The world has many great culinary traditions. But few stand out quite like the spice-laden aromas of India and the strictly codified techniques of France. Sheel Joshi was lucky enough to be born into both, courtesy of a Punjabi father and a French mother. He grew up in picturesque Dorset on the southwestern coast of England. But he made his name as a chef and restaurateur in Los Angeles.
In 2000, the Los Angeles Times's Barbara Hansen reviewed Joshi's restaurant, Surya, in a piece aptly entitled "Divinely Different." Due to rising rents, Joshi closed Surya in 2009. But L.A.'s loss is Houston's gain. The restaurant, named for the Hindu sun god, rose again at 700 Durham late last month.
Trappings of Surya India's previous life decorate the walls—a Michelin guide recommendation here, a signed photo from Tina Turner there. Above the bar's collection of wines and liquors, Joshi displays both English and Indian flags.

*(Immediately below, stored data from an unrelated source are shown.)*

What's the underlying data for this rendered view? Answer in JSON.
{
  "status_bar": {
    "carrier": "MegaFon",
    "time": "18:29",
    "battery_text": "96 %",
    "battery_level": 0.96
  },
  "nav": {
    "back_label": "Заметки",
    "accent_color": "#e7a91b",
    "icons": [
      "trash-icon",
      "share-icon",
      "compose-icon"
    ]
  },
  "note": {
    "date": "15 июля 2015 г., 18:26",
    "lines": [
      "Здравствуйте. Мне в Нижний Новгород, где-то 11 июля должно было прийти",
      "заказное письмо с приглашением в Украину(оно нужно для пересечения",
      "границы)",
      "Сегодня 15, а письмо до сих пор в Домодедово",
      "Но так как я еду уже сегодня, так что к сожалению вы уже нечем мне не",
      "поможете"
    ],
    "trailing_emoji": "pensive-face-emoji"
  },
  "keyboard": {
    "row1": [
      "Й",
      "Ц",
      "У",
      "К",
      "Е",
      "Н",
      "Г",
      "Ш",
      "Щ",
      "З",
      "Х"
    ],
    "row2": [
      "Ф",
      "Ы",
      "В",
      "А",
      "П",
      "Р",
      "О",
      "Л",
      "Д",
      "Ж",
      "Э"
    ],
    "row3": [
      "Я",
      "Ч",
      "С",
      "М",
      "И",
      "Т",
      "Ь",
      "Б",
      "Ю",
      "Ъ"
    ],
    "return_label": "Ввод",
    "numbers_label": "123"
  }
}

The menu is undeniably upscale and not necessarily directed at Indians. Samosa chaat is referred to as "Surya Special" on the menu, a likely concession to guests not familiar with the cuisine. At lunch, it costs $10, roughly twice what it would in the Mahatma Gandhi District. But one bite and even the cheapest diner won't mind. It's just that full of flavor—and the textural interplay of crackling samosa skins filled with potato beneath a heavily spiced pile of chickpeas showered in yogurt and cilantro.
Joshi says that he's kept the menu simple for his Houston debut. Some of his more ambitious L.A. dishes such as tandoori lobster aren't yet available, though at dinnertime, he is serving tandoori Chilean seabass and a few prawn dishes.
Lunch, however, sticks to the true basics. The paneer is slippery and soft with just a hint of bounce in the rich saag paneer that's covered with matchsticks of fresh ginger for extra pop. Chicken tikka is juicy with the edges of its yogurt marinade crisped and lightly charred in the tandoor. Both come with pea-speckled basmati rice and chewy naan, ready to be dipped in sauce or in the mint or tamarind chutneys brought out at the start of the meal.
But talking with my Punjabi dining companion inspired Joshi to show us some of what might still be coming. After a brief disappearance in the kitchen, he appeared with a golden plate of kadhi pakora. The sunny yellow yogurt gravy speckled with mustard seeds was one of my friend's childhood favorites, it turned out. The onions coated in gram flour were fried perfectly, she declared between hearty dips of naan into sauce.
A chef who can touch the heart with comfort food and update a dish with a modern edge is a chef we're happy to welcome to Houston. Especially when he's been reared on two of our favorite cuisines.